Certain désormais d’avoir le maréchal comme réserve d’avenir, le président ne s’affligea point trop de n’avoir pu lui confier actuellement ses affaires. Mais voilà que tout à coup un souffle empesté traverse les airs et terrasse en sa pleine vigueur, à l’âge de soixante-cinq ans, celui « dont l’épée était une frontière et le nom un drapeau[1]. » Ses dernières paroles furent une prophétie de patriote perçant les voiles de l’avenir. Il dit au Président debout au pied de son lit d’agonie : « Vous sauverez la France avec l’union et le secours de tous les hommes de bien. Dieu ne m’a pas jugé digne de me laisser ici-bas pour vous aider. Je vais mourir (10 juin 1849). » Bugeaud était le seul homme qui, pût imposer la raison aux conservateurs, subordonner ou remplacer Changarnier, déjouer les intrigues imprévoyantes de Thiers qui, à peine remis de l’effarement de la récente révolution, en partie son œuvre, se préparait à en organiser une nouvelle. Sa disparition fut un irréparable malheur.

Bugeaud éliminé, et avant même que la mort l’eût ravi, le prince avait dû subir les exigences d’Odilon Barrot. Il n’en avait produit qu’une, mais elle était dure : l’entrée dans le cabinet et au département de l’Intérieur, de Dufaure, le ministre de Cavaignac. Le prince y avait consenti.

Vinrent ensuite les exigences de Dufaure. Il demanda que le commandement des gardes nationales fût retiré à Changarnier et qu’on fortifiât le ministère de deux parlementaires sûrs. Le prince y consentit.

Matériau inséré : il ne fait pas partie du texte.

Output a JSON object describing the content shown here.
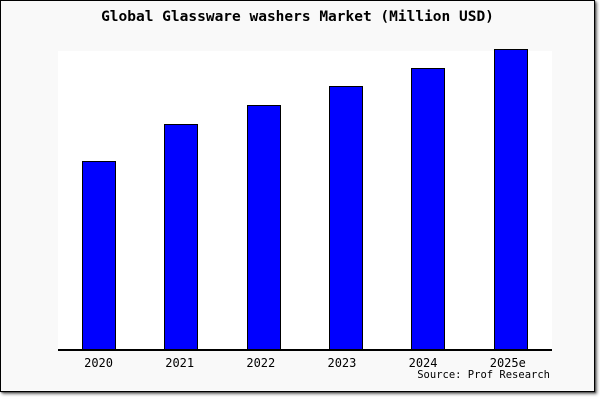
{
  "figure": {
    "background": "#f9f9f9",
    "frame_color": "#000000",
    "plot_background": "#ffffff"
  },
  "title": "Global Glassware washers Market (Million USD)",
  "source": "Source: Prof Research",
  "chart_data": {
    "type": "bar",
    "title": "Global Glassware washers Market (Million USD)",
    "categories": [
      "2020",
      "2021",
      "2022",
      "2023",
      "2024",
      "2025e"
    ],
    "values": [
      100,
      120,
      130,
      140,
      150,
      160
    ],
    "value_note": "y-axis has no ticks or labels; values are relative bar heights (2020 = 100)",
    "xlabel": "",
    "ylabel": "",
    "ylim": [
      0,
      160
    ],
    "grid": false,
    "legend": "none",
    "bar_color": "#0000ff",
    "bar_edge_color": "#000000",
    "axis_color": "#000000"
  }
}
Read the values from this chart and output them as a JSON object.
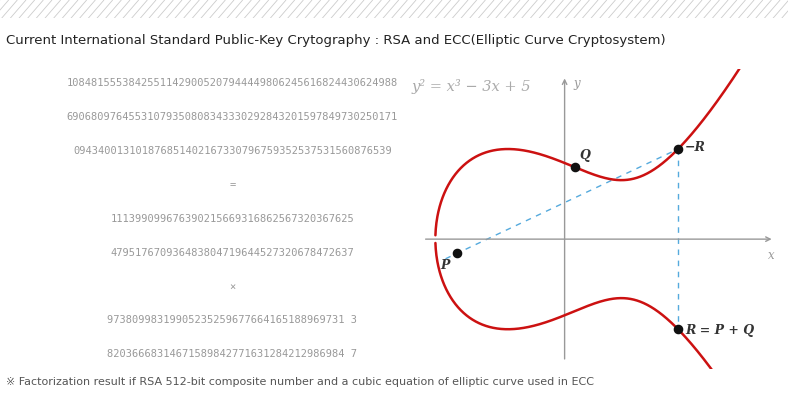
{
  "title": "Current International Standard Public-Key Crytography : RSA and ECC(Elliptic Curve Cryptosystem)",
  "title_fontsize": 9.5,
  "bg_color": "#f0ece3",
  "white_bg": "#ffffff",
  "footnote": "※ Factorization result if RSA 512-bit composite number and a cubic equation of elliptic curve used in ECC",
  "footnote_fontsize": 8.0,
  "rsa_lines": [
    "10848155538425511429005207944449806245616824430624988",
    "69068097645531079350808343330292843201597849730250171",
    "09434001310187685140216733079675935253753156087 6539",
    "=",
    "111399099676390215669316862567320367625",
    "479517670936483804719644527320678472637",
    "×",
    "97380998319905235259677664165188969731 3",
    "82036668314671589842771631284212986984 7"
  ],
  "rsa_lines_exact": [
    "10848155538425511429005207944449806245616824430624988",
    "69068097645531079350808343330292843201597849730250171",
    "094340013101876851402167330796759352537531560876539",
    "=",
    "111399099676390215669316862567320367625",
    "479517670936483804719644527320678472637",
    "×",
    "97380998319905235259677664165188969731 3",
    "82036668314671589842771631284212986984 7"
  ],
  "equation": "y² = x³ − 3x + 5",
  "label_P": "P",
  "label_Q": "Q",
  "label_negR": "−R",
  "label_R": "R = P + Q",
  "curve_color": "#cc1111",
  "axis_color": "#999999",
  "dashed_color": "#55aadd",
  "dot_color": "#111111",
  "text_color": "#999999",
  "eq_color": "#aaaaaa",
  "hatch_color": "#cccccc"
}
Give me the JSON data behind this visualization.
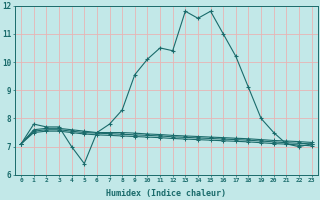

Le premier fut Tocqueville ; on eût désiré que le second fût Rémusat, « qui était tout à la fois ami de Thiers et galant homme, chose assez rare », et dont le concours eût assuré au Cabinet l’appui ou au moins « la neutralité de cet homme d’État sans l’infester de son esprit[2]. » Au refus de Rémusat, on appela Lanjuinais, homme ferme et droit, ami personnel de Dufaure et Tocqueville. Le ministère resta ainsi constitué : Tocqueville prit les Affaires étrangères, Dufaure l’Intérieur, Passy les Finances, Rulhière la Guerre, Tracy la Marine, Lacrosse les Travaux publics, Lanjuinais l’Agriculture. Falloux, qui se

  1. Louis Veuillot.
  2. Tocqueville, Souvenirs, p. 301.